On January 7, 2009, Commander Crane responded to plaintiff's November 24 letter. (See TRO Mot., Mahoney Decl., Attach. 4 ("Crane Letter"); see also Compl. ¶¶ 97-98.) Crane's letter articulated the MPD's security concerns regarding the White House and requested additional information that would help the MPD fashion a permit, such as the number of anticipated participants, the starting and ending times of the demonstration, and whether plaintiffs contemplated using any sound amplification or other equipment.*fn4 (Crane Letter at 1-2.) The letter was accompanied by a form entitled "Assembly Plan Notification/Application for Approval of Assembly Plan." (Id. at 2, 3 (attachment).) It also informed plaintiffs that chalking the 1600 Block promenade and adjacent sidewalks would constitute defacement of public property in violation of the District's criminal defacement statute, D.C. Code § 22-3312.01, as well as NPS regulations, and that the MPD did not intend "to issue a demonstration permit that could be understood to exempt organizers or any other persons from the neutral application" of the District's defacement statute. (Id. at 2.)

On January 8, 2009, Margaret O'Dell, on behalf of the NPS, sent a letter to plaintiffs that explained the agency's jurisdiction over the White House sidewalk and its maintenance responsibilities for the portion of Pennsylvania Avenue adjacent to the sidewalk. (NPS TRO Opp'n., Ex. 1 ("O'Dell Letter").) O'Dell expressed the agency's view that chalking the grounds directly in front of the White House would violate District law, as well as NPS regulations prohibiting the defacement of "cultural . . . resources," 36 C.F.R. § 2.1(a)(6), and of "real property" on park lands under federal legislative jurisdiction. Id. § 2.31(a)(3) & (b). (See O'Dell Letter at 2.) O'Dell's letter also asserted that the prohibition on chalking was a reasonable time, place, and manner regulation consistent with the First Amendment. (Id. at 1-2.)

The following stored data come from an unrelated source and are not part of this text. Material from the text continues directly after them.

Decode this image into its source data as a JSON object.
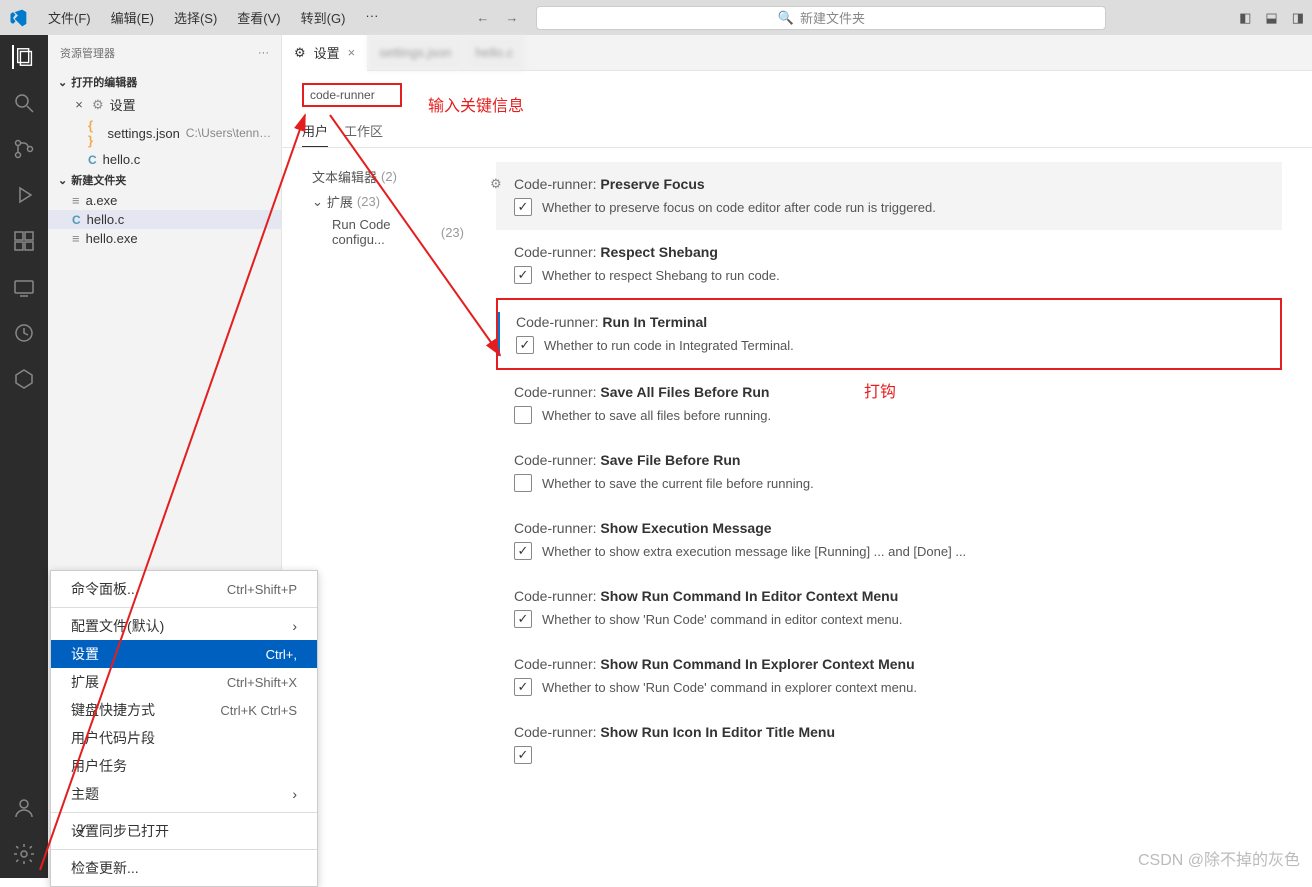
{
  "titlebar": {
    "menus": [
      "文件(F)",
      "编辑(E)",
      "选择(S)",
      "查看(V)",
      "转到(G)",
      "···"
    ],
    "search_placeholder": "新建文件夹"
  },
  "sidebar": {
    "title": "资源管理器",
    "sections": {
      "open_editors": "打开的编辑器",
      "folder": "新建文件夹"
    },
    "open_items": [
      {
        "icon": "gear",
        "label": "设置",
        "close": "×"
      },
      {
        "icon": "json",
        "label": "settings.json",
        "path": "C:\\Users\\tenny..."
      },
      {
        "icon": "c",
        "label": "hello.c"
      }
    ],
    "files": [
      {
        "icon": "file",
        "label": "a.exe"
      },
      {
        "icon": "c",
        "label": "hello.c",
        "selected": true
      },
      {
        "icon": "file",
        "label": "hello.exe"
      }
    ]
  },
  "tabs": [
    {
      "icon": "gear",
      "label": "设置",
      "active": true,
      "close": "×"
    },
    {
      "label": "settings.json",
      "blur": true
    },
    {
      "label": "hello.c",
      "blur": true
    }
  ],
  "settings": {
    "search_value": "code-runner",
    "scope_tabs": [
      "用户",
      "工作区"
    ],
    "toc": [
      {
        "label": "文本编辑器",
        "count": "(2)"
      },
      {
        "label": "扩展",
        "count": "(23)",
        "expanded": true
      },
      {
        "label": "Run Code configu...",
        "count": "(23)",
        "sub": true
      }
    ],
    "items": [
      {
        "prefix": "Code-runner:",
        "name": "Preserve Focus",
        "desc": "Whether to preserve focus on code editor after code run is triggered.",
        "checked": true,
        "highlight": true,
        "gear": true
      },
      {
        "prefix": "Code-runner:",
        "name": "Respect Shebang",
        "desc": "Whether to respect Shebang to run code.",
        "checked": true
      },
      {
        "prefix": "Code-runner:",
        "name": "Run In Terminal",
        "desc": "Whether to run code in Integrated Terminal.",
        "checked": true,
        "boxed": true,
        "bluebar": true
      },
      {
        "prefix": "Code-runner:",
        "name": "Save All Files Before Run",
        "desc": "Whether to save all files before running.",
        "checked": false
      },
      {
        "prefix": "Code-runner:",
        "name": "Save File Before Run",
        "desc": "Whether to save the current file before running.",
        "checked": false
      },
      {
        "prefix": "Code-runner:",
        "name": "Show Execution Message",
        "desc": "Whether to show extra execution message like [Running] ... and [Done] ...",
        "checked": true
      },
      {
        "prefix": "Code-runner:",
        "name": "Show Run Command In Editor Context Menu",
        "desc": "Whether to show 'Run Code' command in editor context menu.",
        "checked": true
      },
      {
        "prefix": "Code-runner:",
        "name": "Show Run Command In Explorer Context Menu",
        "desc": "Whether to show 'Run Code' command in explorer context menu.",
        "checked": true
      },
      {
        "prefix": "Code-runner:",
        "name": "Show Run Icon In Editor Title Menu",
        "desc": "",
        "checked": true
      }
    ]
  },
  "annotations": {
    "input_hint": "输入关键信息",
    "check_hint": "打钩"
  },
  "context_menu": {
    "items": [
      {
        "label": "命令面板...",
        "kb": "Ctrl+Shift+P"
      },
      {
        "sep": true
      },
      {
        "label": "配置文件(默认)",
        "chevron": true
      },
      {
        "label": "设置",
        "kb": "Ctrl+,",
        "selected": true
      },
      {
        "label": "扩展",
        "kb": "Ctrl+Shift+X"
      },
      {
        "label": "键盘快捷方式",
        "kb": "Ctrl+K Ctrl+S"
      },
      {
        "label": "用户代码片段"
      },
      {
        "label": "用户任务"
      },
      {
        "label": "主题",
        "chevron": true
      },
      {
        "sep": true
      },
      {
        "label": "设置同步已打开",
        "check": true
      },
      {
        "sep": true
      },
      {
        "label": "检查更新..."
      }
    ]
  },
  "watermark": "CSDN @除不掉的灰色"
}
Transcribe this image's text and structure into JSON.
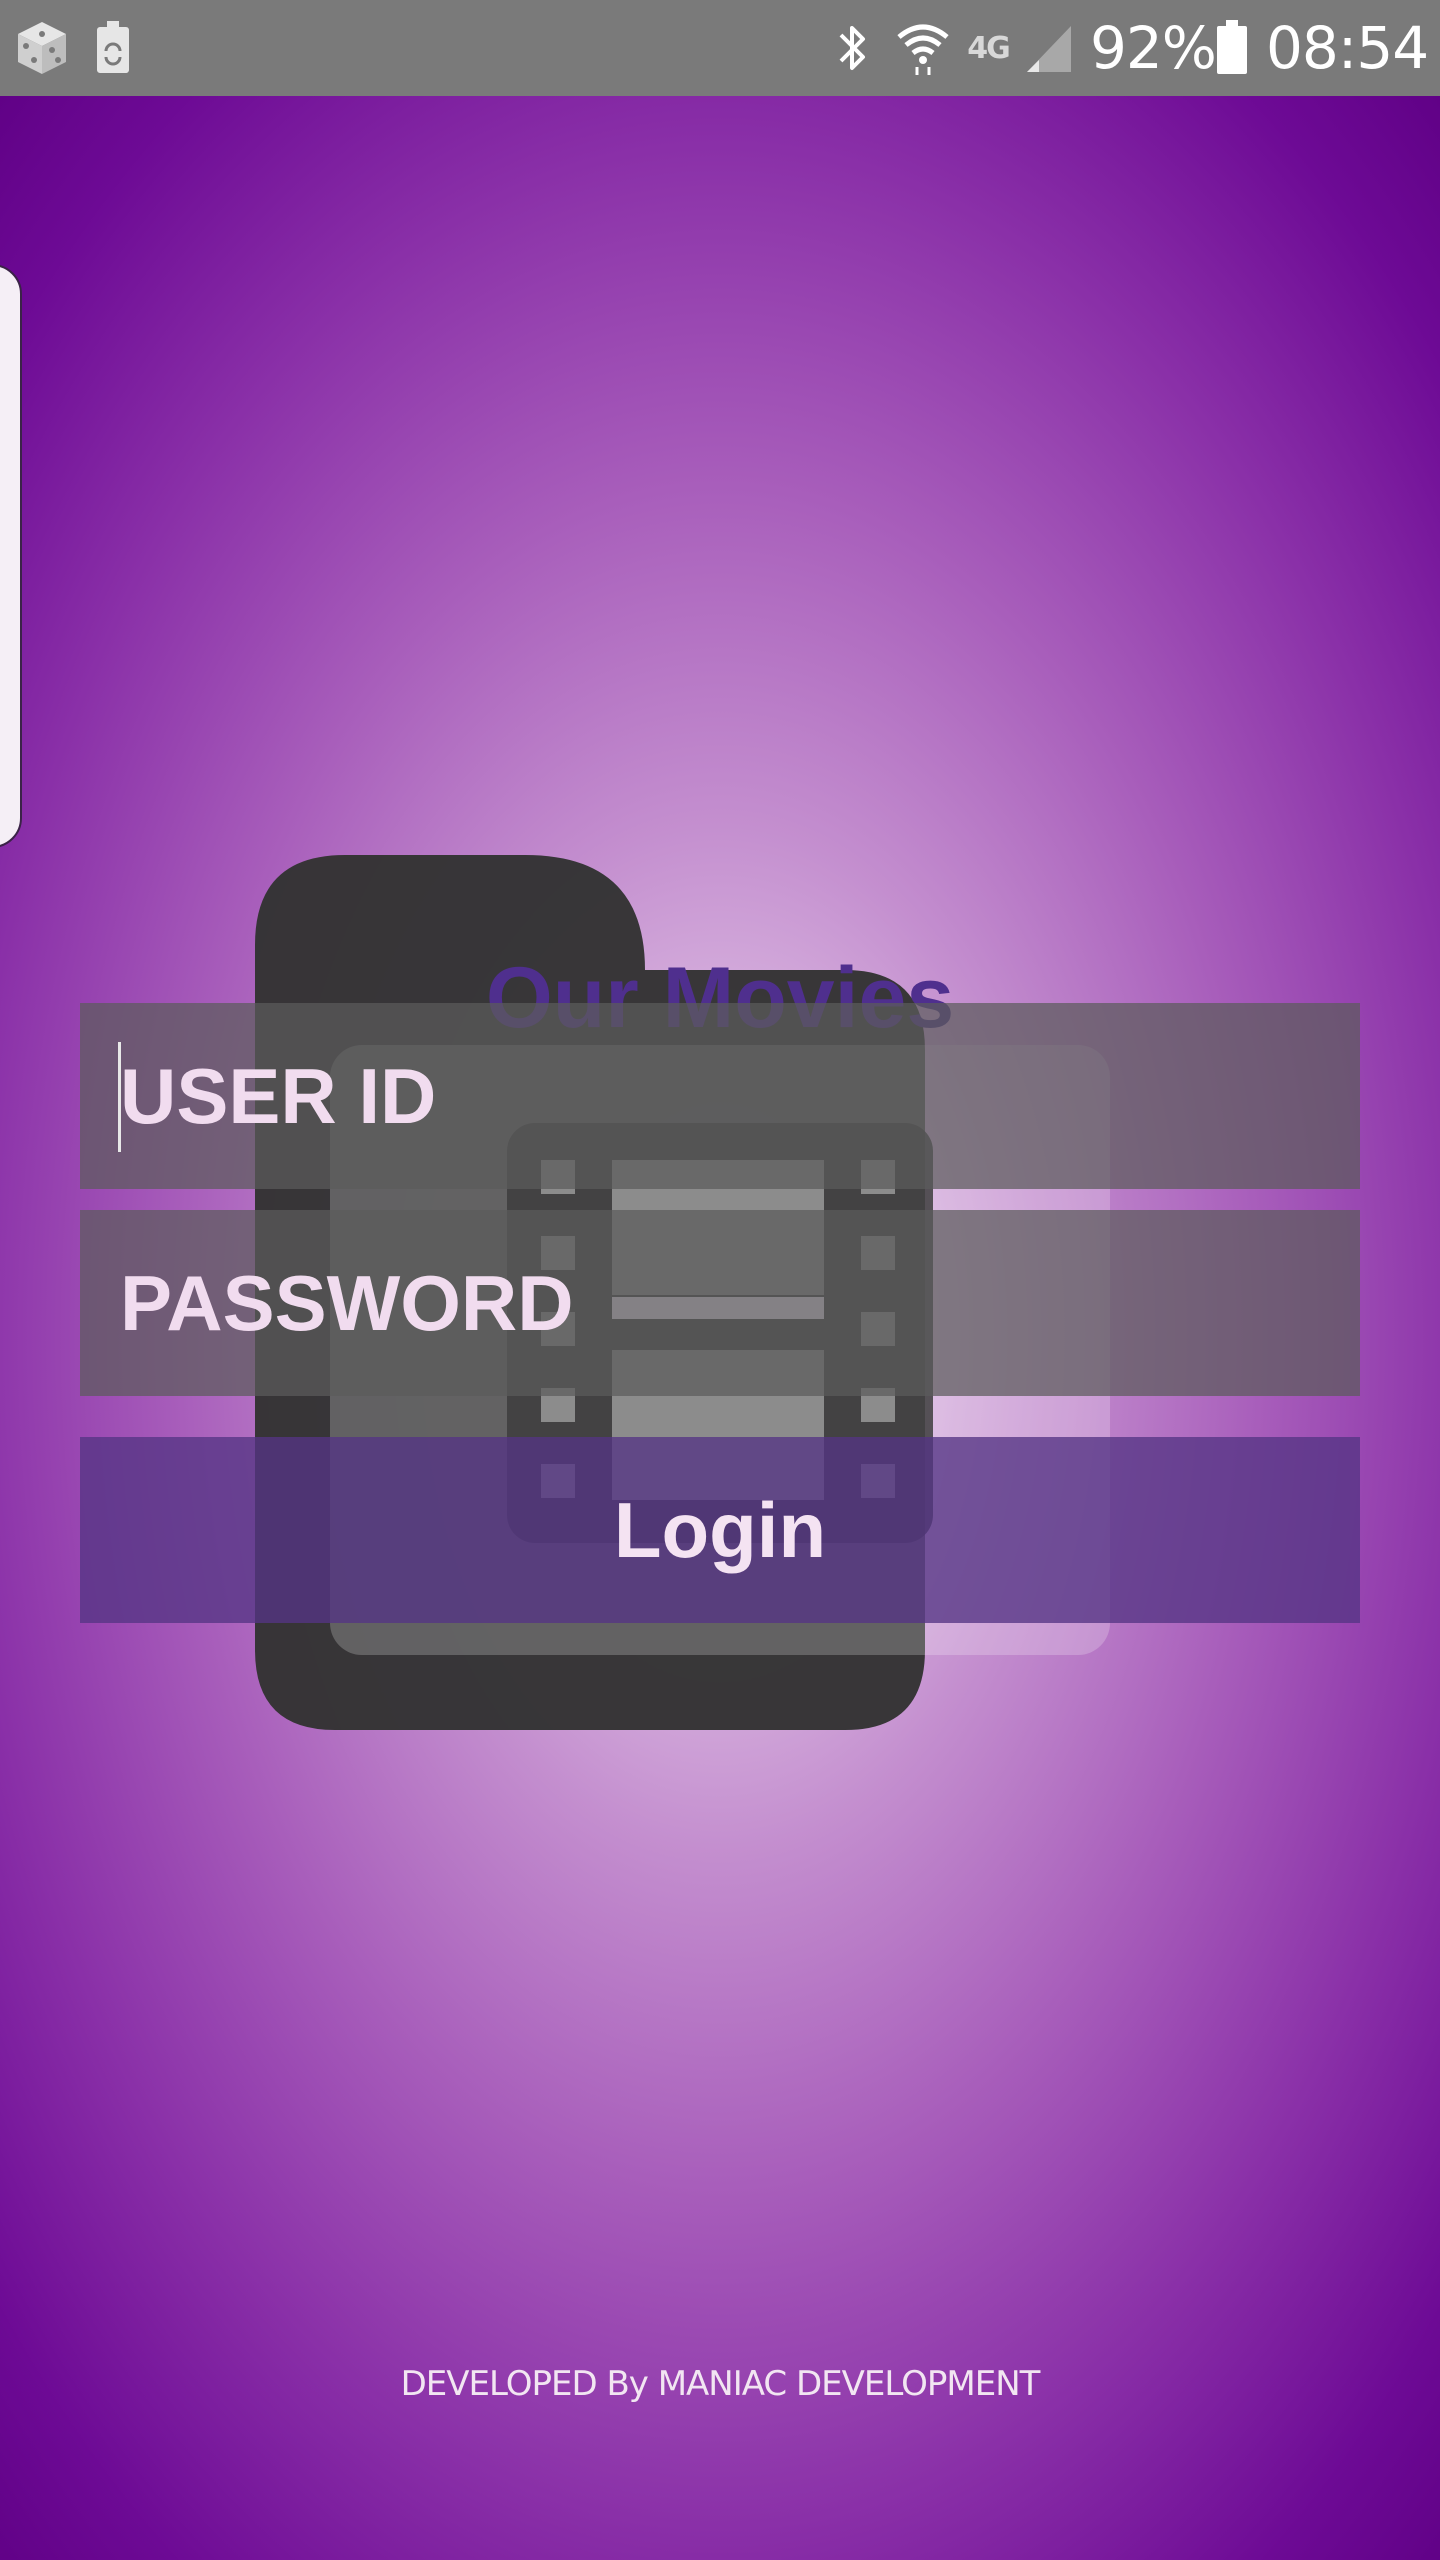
{
  "status_bar": {
    "left_icons": [
      "dice-icon",
      "battery-saver-icon"
    ],
    "right_icons": [
      "bluetooth-icon",
      "wifi-icon",
      "lte-icon",
      "signal-icon",
      "battery-icon"
    ],
    "network_label": "4G",
    "battery_percent": "92%",
    "time": "08:54"
  },
  "app": {
    "title": "Our Movies",
    "logo_icon": "folder-film-icon"
  },
  "login_form": {
    "user_id": {
      "placeholder": "USER ID",
      "value": ""
    },
    "password": {
      "placeholder": "PASSWORD",
      "value": ""
    },
    "login_label": "Login"
  },
  "footer": {
    "credit": "DEVELOPED By MANIAC DEVELOPMENT"
  },
  "colors": {
    "status_bar": "#7a7a7a",
    "background_center": "#f3e6f4",
    "background_edge": "#5f0085",
    "title": "#4f2f8e",
    "field_text": "#f1dcef",
    "button": "#543484"
  }
}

On January 9, 2009, plaintiffs responded to the MPD by letter, citing the District's past sponsorship of chalk art events on public streets in other locations and characterizing as "patently ridiculous" the refusal to permit chalking on the 1600 Block promenade. (TRO Mot., Mahoney Decl., Attach. 5 ("3rd Henderson Letter") at 4; Am. Comp. ¶ 106.) Plaintiffs' letter demanded that permission be granted for them to express their views "through the medium of sidewalk chalk" or else they would initiate litigation to compel such permission. (3rd Henderson Letter at 4.)

On January 12, 2009, Commander Crane transmitted to plaintiffs an "Assembly Plan Approval" that permitted the use of signs and banners but expressly withheld permission for sidewalk chalking:

In accordance with the provisions of the First Amendment Assemblies Act of 2004, permission is hereby granted to Rev. Patrick Mahoney to conduct a First Amendment Assembly on Saturday, January 24, 2009 from 0700 hours (assembly time), [to] 1900 hours (disbanding time), consisting of no more than 5,000 persons. You are permitted to possess signs and banners. However, there is no permission granted to use chalk or any other material to mark the surfaces of Pennsylvania Ave., N.W. (TRO Mot., Mahoney Decl., Attach. 6 ("Assembly Plan Approval") at 2 (emphasis added).) The Assembly Plan Approval also indicated that plaintiffs would need a U.S. Park Police permit in order to make any use of the White House sidewalk or Lafayette Park. (Id.)

III. THE INSTANT ACTION

On January 16, 2009, plaintiffs initiated this action and moved for a temporary restraining order ("TRO") and preliminary injunction, seeking to stop the District and the MPD from denying them permission to engage in "chalk art" as part of their approval to demonstrate on January 24. On the evening of January 20, the day of the presidential inauguration, defendants and the NPS, as amicus curiae, filed oppositions to plaintiffs' motion. [Dkt. 8-9.] After hearing argument on January 22, the Court denied injunctive relief on the grounds that plaintiffs failed to establish a substantial likelihood of success on the merits. (See Jan. 22, 2009 Minute Order.)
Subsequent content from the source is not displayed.